By Sridhar Aiyangar, Group Head, Balance sheet and Liquidity Management, Bank ABC
Can you please tell the Risk Insights readers a little bit about yourself, your experiences and what your current professional focus is?
Banking has become increasingly complex and intertwined with multitudes of regulatory requirements. A confluence of Risk, Treasury and Finance is essential to manage risk and optimize the Balance Sheet.
As an Executive leader with expertise in Capital, Liquidity, Risk and Portfolio management with 25+ years of experience, I bring together the multiple disciplines to create value. My experience covers Financial Markets, Corporate Treasury, Finance and Risk Management with large MNC Banks across multiple markets. The diversity of roles and the opportunity to work with different people across different cultures enables me to bring together creative solutions. Developed and implemented tactical and strategic Balance Sheet initiatives to strengthen the overall capital, portfolio risk, funding and liquidity position.
What, for you, are the benefits of attending a conference like Liquidity Risk Management 2019 and what can attendees expect to learn from your session?
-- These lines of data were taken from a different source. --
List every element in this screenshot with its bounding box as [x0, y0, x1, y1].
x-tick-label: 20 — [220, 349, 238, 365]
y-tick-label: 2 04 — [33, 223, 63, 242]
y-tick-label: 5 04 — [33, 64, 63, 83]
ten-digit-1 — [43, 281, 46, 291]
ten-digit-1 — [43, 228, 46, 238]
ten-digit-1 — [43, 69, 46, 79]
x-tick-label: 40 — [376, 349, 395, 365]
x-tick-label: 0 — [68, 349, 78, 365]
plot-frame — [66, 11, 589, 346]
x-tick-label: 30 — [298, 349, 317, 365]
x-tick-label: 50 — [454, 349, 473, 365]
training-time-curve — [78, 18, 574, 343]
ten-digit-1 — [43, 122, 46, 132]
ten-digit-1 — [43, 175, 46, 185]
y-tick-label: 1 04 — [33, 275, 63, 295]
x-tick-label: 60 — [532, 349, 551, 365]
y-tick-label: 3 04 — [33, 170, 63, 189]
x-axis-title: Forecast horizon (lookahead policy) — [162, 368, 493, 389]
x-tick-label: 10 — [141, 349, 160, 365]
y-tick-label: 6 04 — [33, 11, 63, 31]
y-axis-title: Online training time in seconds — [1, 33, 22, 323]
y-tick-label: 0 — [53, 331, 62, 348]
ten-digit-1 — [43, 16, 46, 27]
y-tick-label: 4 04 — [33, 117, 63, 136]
There are some clear benefits in attending conferences such as LRM. It provides an opportunity for exchange of ideas, learn from domain specialists and participants, on how they address some of their challenges, and get more conversant with the developments impacting the industry besides the obvious benefits of networking.
In your opinion, what are the main challenges institutions could face in the implementation of NSFR?
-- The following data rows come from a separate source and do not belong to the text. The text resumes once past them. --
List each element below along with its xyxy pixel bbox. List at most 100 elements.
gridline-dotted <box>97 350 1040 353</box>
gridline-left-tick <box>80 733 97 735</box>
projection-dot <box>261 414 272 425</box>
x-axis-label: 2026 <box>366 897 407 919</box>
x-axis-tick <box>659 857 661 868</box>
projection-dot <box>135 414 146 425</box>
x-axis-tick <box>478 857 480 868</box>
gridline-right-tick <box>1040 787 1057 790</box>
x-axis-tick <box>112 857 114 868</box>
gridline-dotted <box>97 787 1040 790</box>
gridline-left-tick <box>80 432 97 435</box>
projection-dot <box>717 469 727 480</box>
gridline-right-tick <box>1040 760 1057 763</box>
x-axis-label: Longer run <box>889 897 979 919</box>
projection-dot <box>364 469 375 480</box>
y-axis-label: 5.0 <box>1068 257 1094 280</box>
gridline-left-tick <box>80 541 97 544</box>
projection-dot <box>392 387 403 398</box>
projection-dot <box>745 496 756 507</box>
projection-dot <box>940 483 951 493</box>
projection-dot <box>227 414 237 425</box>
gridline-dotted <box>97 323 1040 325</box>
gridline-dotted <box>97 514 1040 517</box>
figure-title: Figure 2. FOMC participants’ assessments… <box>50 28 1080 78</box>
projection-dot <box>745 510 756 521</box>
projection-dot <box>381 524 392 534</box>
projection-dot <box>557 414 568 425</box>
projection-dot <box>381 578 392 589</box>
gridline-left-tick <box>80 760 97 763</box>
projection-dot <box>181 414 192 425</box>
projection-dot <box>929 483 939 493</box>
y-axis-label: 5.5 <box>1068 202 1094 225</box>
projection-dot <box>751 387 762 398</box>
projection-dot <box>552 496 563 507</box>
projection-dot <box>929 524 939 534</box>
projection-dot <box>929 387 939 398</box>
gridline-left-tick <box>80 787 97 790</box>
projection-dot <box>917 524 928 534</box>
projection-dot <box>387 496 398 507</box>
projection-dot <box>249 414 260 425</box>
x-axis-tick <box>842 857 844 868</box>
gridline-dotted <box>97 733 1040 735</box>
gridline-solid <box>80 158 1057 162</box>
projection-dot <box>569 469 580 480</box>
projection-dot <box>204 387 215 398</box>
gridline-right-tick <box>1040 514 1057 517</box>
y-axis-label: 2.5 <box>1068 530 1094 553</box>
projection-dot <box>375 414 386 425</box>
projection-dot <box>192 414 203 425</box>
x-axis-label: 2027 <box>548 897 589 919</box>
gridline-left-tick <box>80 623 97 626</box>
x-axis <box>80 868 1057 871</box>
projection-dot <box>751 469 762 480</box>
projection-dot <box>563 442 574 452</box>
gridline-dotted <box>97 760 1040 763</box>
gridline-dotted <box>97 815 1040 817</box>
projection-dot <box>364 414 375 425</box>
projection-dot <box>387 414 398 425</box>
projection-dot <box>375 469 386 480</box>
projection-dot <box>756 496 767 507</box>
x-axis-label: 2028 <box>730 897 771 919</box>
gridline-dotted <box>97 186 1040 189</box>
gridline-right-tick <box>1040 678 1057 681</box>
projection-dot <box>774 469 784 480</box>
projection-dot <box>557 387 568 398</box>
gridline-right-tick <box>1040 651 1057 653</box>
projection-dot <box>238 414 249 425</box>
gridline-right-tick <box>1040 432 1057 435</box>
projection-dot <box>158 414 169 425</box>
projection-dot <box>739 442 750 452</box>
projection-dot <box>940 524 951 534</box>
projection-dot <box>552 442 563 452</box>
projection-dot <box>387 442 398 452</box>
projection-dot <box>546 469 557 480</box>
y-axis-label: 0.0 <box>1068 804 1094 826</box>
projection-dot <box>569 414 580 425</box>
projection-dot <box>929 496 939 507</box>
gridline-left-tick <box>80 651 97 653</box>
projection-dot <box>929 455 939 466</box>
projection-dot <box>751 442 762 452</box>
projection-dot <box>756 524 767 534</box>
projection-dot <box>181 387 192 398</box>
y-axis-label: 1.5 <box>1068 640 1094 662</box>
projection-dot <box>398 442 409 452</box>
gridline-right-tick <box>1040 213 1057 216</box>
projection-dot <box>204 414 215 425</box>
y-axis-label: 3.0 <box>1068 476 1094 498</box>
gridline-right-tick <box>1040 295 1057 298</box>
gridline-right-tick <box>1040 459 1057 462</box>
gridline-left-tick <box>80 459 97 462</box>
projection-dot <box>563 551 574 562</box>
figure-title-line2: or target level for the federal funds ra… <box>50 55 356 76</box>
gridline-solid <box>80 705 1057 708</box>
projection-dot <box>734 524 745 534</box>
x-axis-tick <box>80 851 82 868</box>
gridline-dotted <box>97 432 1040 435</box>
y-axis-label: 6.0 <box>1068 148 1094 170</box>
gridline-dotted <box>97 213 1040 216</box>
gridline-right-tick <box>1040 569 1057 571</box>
The main challenge will arise in terms of margin pressure arising from increased cost of term funding to meet the NSFR requirements. From an implementation standpoint, Banks need think about their Funds Transfer Pricing approach to differentiate assets that are NSFR intensive by charging for the cost of maintaining NSFR. Similarly, rewarding liabilities that are NSFR friendly would be necessary to differentiate and encourage the appropriate business behaviour. From a reporting perspective, Banks could face similar data challenges to the ones faced for LCR monitoring and reporting, though the reporting frequency is dis-similar.
Without giving too much away, how do you think NSFR could impact business models?
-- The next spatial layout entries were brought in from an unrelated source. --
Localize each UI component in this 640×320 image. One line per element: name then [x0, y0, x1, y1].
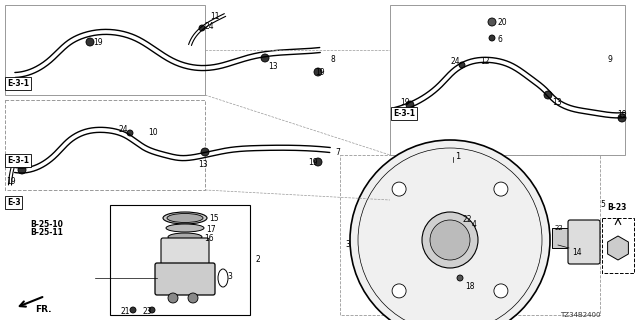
Circle shape [314, 158, 322, 166]
Circle shape [261, 54, 269, 62]
Circle shape [392, 284, 406, 298]
FancyBboxPatch shape [155, 263, 215, 295]
Bar [5, 100, 205, 190]
Bar [390, 5, 625, 155]
Circle shape [149, 307, 155, 313]
Circle shape [457, 275, 463, 281]
Bar [602, 218, 634, 273]
Text: 6: 6 [497, 35, 502, 44]
Text: 7: 7 [335, 148, 340, 157]
Text: 2: 2 [255, 255, 260, 264]
Text: 8: 8 [330, 55, 335, 64]
Text: 19: 19 [93, 38, 102, 47]
Circle shape [127, 130, 133, 136]
Ellipse shape [163, 212, 207, 224]
Text: 13: 13 [198, 160, 207, 169]
Text: 15: 15 [209, 214, 219, 223]
Text: E-3-1: E-3-1 [393, 109, 415, 118]
Text: 21: 21 [120, 307, 129, 316]
Ellipse shape [167, 213, 203, 222]
Text: B-25-10: B-25-10 [30, 220, 63, 229]
FancyBboxPatch shape [161, 238, 209, 277]
Circle shape [130, 307, 136, 313]
Text: 5: 5 [600, 200, 605, 209]
Text: FR.: FR. [35, 305, 51, 314]
Text: E-3-1: E-3-1 [7, 156, 29, 165]
Text: B-23: B-23 [607, 203, 627, 212]
Text: 19: 19 [308, 158, 317, 167]
Bar [552, 228, 570, 248]
Text: 9: 9 [608, 55, 613, 64]
Circle shape [188, 293, 198, 303]
Text: 22: 22 [555, 225, 564, 231]
Ellipse shape [166, 224, 204, 232]
Circle shape [488, 18, 496, 26]
Text: 3: 3 [345, 240, 350, 249]
Bar [110, 205, 250, 315]
Circle shape [494, 182, 508, 196]
Text: 19: 19 [617, 110, 627, 119]
Circle shape [422, 212, 478, 268]
Text: 12: 12 [480, 57, 490, 66]
Text: 24: 24 [204, 22, 214, 31]
Circle shape [201, 148, 209, 156]
Text: TZ34B2400: TZ34B2400 [560, 312, 600, 318]
Bar [340, 155, 600, 315]
Text: 4: 4 [472, 220, 477, 229]
Circle shape [494, 284, 508, 298]
Text: 18: 18 [465, 282, 474, 291]
Circle shape [489, 35, 495, 41]
Text: 17: 17 [206, 225, 216, 234]
Circle shape [392, 182, 406, 196]
Text: 19: 19 [315, 68, 324, 77]
Circle shape [18, 166, 26, 174]
Text: 1: 1 [455, 152, 460, 161]
Text: 10: 10 [148, 128, 157, 137]
Circle shape [350, 140, 550, 320]
Text: E-3: E-3 [7, 198, 20, 207]
Circle shape [544, 91, 552, 99]
Text: E-3-1: E-3-1 [7, 79, 29, 88]
Text: 24: 24 [450, 57, 460, 66]
Text: 19: 19 [400, 98, 410, 107]
Circle shape [618, 114, 626, 122]
Ellipse shape [168, 233, 202, 241]
Text: 23: 23 [142, 307, 152, 316]
Circle shape [430, 220, 470, 260]
Circle shape [86, 38, 94, 46]
Circle shape [459, 62, 465, 68]
Text: 3: 3 [227, 272, 232, 281]
Text: 13: 13 [552, 98, 562, 107]
Text: 11: 11 [210, 12, 220, 21]
Text: 20: 20 [497, 18, 507, 27]
Text: 19: 19 [6, 177, 15, 186]
Text: 16: 16 [204, 234, 214, 243]
Text: 13: 13 [268, 62, 278, 71]
Text: 14: 14 [572, 248, 582, 257]
Text: B-25-11: B-25-11 [30, 228, 63, 237]
FancyBboxPatch shape [568, 220, 600, 264]
Bar [5, 5, 205, 95]
Circle shape [199, 25, 205, 31]
Circle shape [406, 101, 414, 109]
Circle shape [168, 293, 178, 303]
Text: 24: 24 [118, 125, 127, 134]
Text: 22: 22 [462, 215, 472, 224]
Circle shape [314, 68, 322, 76]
Business models that are heavily wholesale funded could find their cost of funding to rise. Banks with a strong cash management proposition and/or retail franchise would benefit.
In your opinion, what considerations should be made when looking at NSFR and the interaction with other regulations?
While LCR ensures adequacy of short-term liquidity, NSFR is about maintaining structural funding. A big drawback in the NSFR as it is currently formulated is that it does not address the liquidity risks arising from mismatch beyond one year.
What advice could you give to financial professionals looking to managing the cost of NSFR and optimise funding?
The first step in managing the cost of NSFR is to engage with the business to explain the impact of their products on NSFR and the associated costs/benefits. The Funds Transfer Pricing approach should be calibrated to reflect the characteristics of the various products to drive appropriate business behaviour.
How do you see the liquidity risk landscape evolving over the next 6-12 months?
Meeting new liquidity monitoring and reporting requirements with the increasing level of granularity and the requirements for cash flow mismatch reporting will take significant attention over the coming months.
Liquidity risk management is becoming increasingly complex with the interplay of various liquidity metrics. Scenario modelling, Dynamic Balance Sheet Management, Intraday liquidity, focus on forward looking metrics and regular Stress testing will become quintessential over the coming 6-12 months.